Leland hesitated before saying, “Well, there are no prizes for guessing that I’m private security, nor for figuring out that I probably wouldn’t be on the case if I weren’t in something like the same line of work as you. I might as well come clean, though, and admit that busting everyday pharmaceutical counterfeiters is more my sort of thing than a weird mess like this. You know I can’t tell you who I work for, but you also know what that means.”

“The megacorps,” Lisa said. “I suppose they don’t like to be called the Cabal?”

“As far as I can tell,” Leland informed her wryly, “they
love
it. But that’s by the by. The question is: can we work together, or are you going to go after me for loading you in back of the van with the other two? Even though the girls aren’t mafia, they’re bound to have lawyers. If I’d left them to be taken into custody, the local plods would have done everything by the book—and by the time you’d woken up, you’d have had to sit twiddling your thumbs while the MOD hammered out some kind of deal to persuade the captives to sell out their pals. You ought to be grateful to me for expanding your options.”

“I’m not going to make myself an accessory to torture,” Lisa said sharply.

“Of course not,” Leland replied soothingly. “If I were going to try anything of that sort, I’d make very sure you weren’t involved, for my sake as well as yours. In this instance, we don’t have time—the trouble with obtaining information under duress is that you have to be able to check it out and take punitive action if you’ve been sold a pup. However crazy these two are, they know that we’re in a race against the clock. They’ll feed us bullshit if they can, especially if we play the bully. We’ll have to work a little more creatively. It won’t be easy—but I figure that the two of us might have a better chance than either one alone.”

“You haven’t tried to question them by yourself?” Lisa asked skeptically.
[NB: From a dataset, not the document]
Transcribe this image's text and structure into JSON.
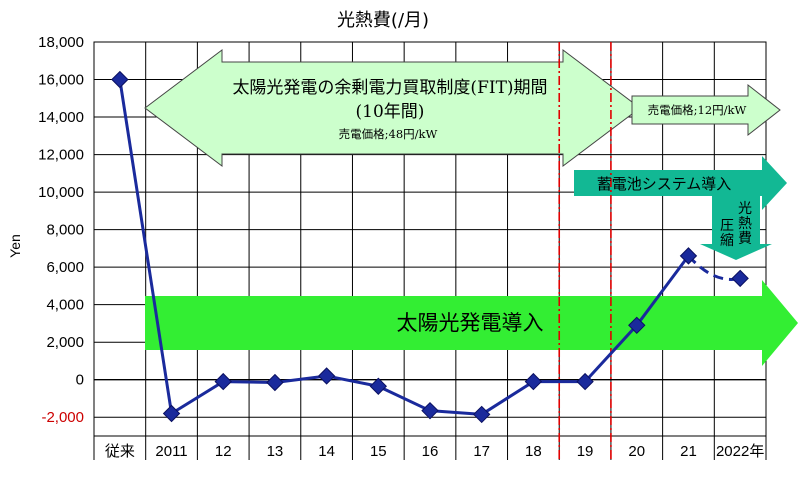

“They’re still asleep,” he told her. “There wasn’t time to be subtle back in the car lot—I had to hit them with the gas. I figure they’ll be awake at any time now, but it might be as well to let them consider their situation for a little while. Their clothes weren’t nearly as badly damaged as yours, but I took them anyway. They’re very modern girls—smartskins, no underwear. They’re tightly secured, each in a different room. They’ll be feeling
very
vulnerable.”

“I can’t be a party to this,” Lisa said, without much conviction.

“That’s a shame,” Leland told her. “I’ll be talking to them anyway—the only result of your staying out of it will be that our chances of getting what we need are reduced—and you’ll remain ignorant of anything I do manage to find out. Do you really want to pass on your best chance of finding out where Miller is in time to get him out alive?”

Lisa could only reply to that with a censorious glare, but Leland wasn’t the kind of man to wilt before a dirty look. She knew he was right, and that the two would-be assassins were far more likely to let something slip in their present circumstances than they would be if they were subjected to due process under the protection of PACE 2, with their lawyers at their elbows. She also knew that he was trying to curry favor by letting her in on the interrogations—a favor whose acceptance might be dangerous. Making herself an accessory to an illegal interrogation could easily turn out to be the next best thing to handing her head to Judith Kenna on a silver platter, careerwise. Mike Grundy had suggested that cracking the case might be exactly what the two of them needed to stave off compulsory retirement for a few more years, but the
way
it was cracked might be even more important in that regard than merely getting a result.